|Department of Public Information • News and Media Division • New York|
No ‘Quick Fix’ to Libya Crisis, Says Secretary-General in Message, Declaring
Political Solution Remains Top Priority, for Which Efforts Have Intensified
Following is the text of UN Secretary-General Ban Ki-moon’s message to the third meeting of the Contact Group on Libya, as delivered by B. Lynn Pascoe, Under-Secretary-General for Political Affairs, in Abu Dhabi, 9 June:
I thank the Governments of Italy and the United Arab Emirates for organizing and co-chairing this third meeting of the Contact Group on Libya, at which we will continue to review our collective efforts to end the killing and destruction and ensure full implementation of Security Council resolutions 1970 (2011) and 1973 (2011).
Fighting continues between forces loyal to the Libyan Government and the opposition. NATO [North Atlantic Treaty Organization] operations have been effective in protecting the civilian population. But clearly, there is no quick fix to the crisis; the problem will not end quickly.
Democracy, human rights and social justice are at the core of the grievances being voiced by the Libyan people. It is in this context that I welcome the recent conclusions of the International Commission of Inquiry set up by the Human Rights Council in February. The report details crimes committed by Government forces, including murder, unlawful imprisonment, enforced disappearance and sexual abuse. While such violations were committed largely by the Government, torture and other forms of cruel, inhuman or degrading treatment have been committed by the opposition forces as well. These findings are disturbing, but they underscore the validity of the letter and spirit of resolutions 1970 and 1973 and the urgent need to implement their provisions.
Since our last meeting in Rome, the United Nations conducted a humanitarian needs assessment mission in and around Tripoli and other areas. Food stocks are getting depleted; there are fuel shortages, concerns about access to water services, and an acute lack of medical personnel owing to the departure of most foreign nationals. Up to 25,000 Chadians remain stranded in Gatroum town, in south-western Libya.
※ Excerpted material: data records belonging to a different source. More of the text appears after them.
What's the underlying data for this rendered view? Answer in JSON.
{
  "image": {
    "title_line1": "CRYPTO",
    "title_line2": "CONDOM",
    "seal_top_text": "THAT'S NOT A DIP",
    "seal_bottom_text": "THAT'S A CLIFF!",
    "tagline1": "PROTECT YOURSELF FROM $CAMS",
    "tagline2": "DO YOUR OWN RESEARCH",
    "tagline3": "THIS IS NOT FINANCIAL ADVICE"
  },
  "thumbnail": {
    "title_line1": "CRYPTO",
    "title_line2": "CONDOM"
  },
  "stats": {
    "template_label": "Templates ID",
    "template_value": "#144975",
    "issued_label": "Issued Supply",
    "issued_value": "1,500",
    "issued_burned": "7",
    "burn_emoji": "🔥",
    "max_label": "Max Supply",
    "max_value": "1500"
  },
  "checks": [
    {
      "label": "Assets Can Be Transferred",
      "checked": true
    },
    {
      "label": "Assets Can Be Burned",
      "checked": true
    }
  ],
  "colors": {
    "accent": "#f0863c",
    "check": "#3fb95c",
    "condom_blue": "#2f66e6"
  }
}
Some 950,000 people have left Libya, of which 278,000 are third-country nationals and 250,000 are nationals from neighbouring countries.
Finding a political solution to the crisis in Libya remains our top priority, and our efforts have intensified. The diplomatic isolation of Colonel [Muammar al-] Qadhafi is leading to more defections from his inner circle. I look forward to the 15 June briefing of the Security Council by an African Union ministerial delegation. These interactions, as well as the Cairo meeting of regional organizations hosted by the League of Arab States, underscore the need for continued international efforts to resolve the crisis.
NATO’s announcement at the beginning of the month that it is extending its mission in Libya by another 90 days sends a strong message that the international community remains determined to implement the relevant provisions of Security Council resolutions 1970 and 1973.
My Special Envoy to Libya, Abdul Ilahal-Khatib, continues to lead efforts to get the parties to end the military confrontation and work for a political solution. He is here with you today and will provide more details. The United Nations system continues planning for peacebuilding and post-conflict reconstruction. Ian Martin, my Special Adviser to coordinate that planning, is here today and continues to work on a pre-assessment process.
The people of Libya deserve to live in peace under a democratic system. Let us all continue working together, as a united international community, to end their suffering and help them build a future that meets their legitimate and strongly felt aspirations.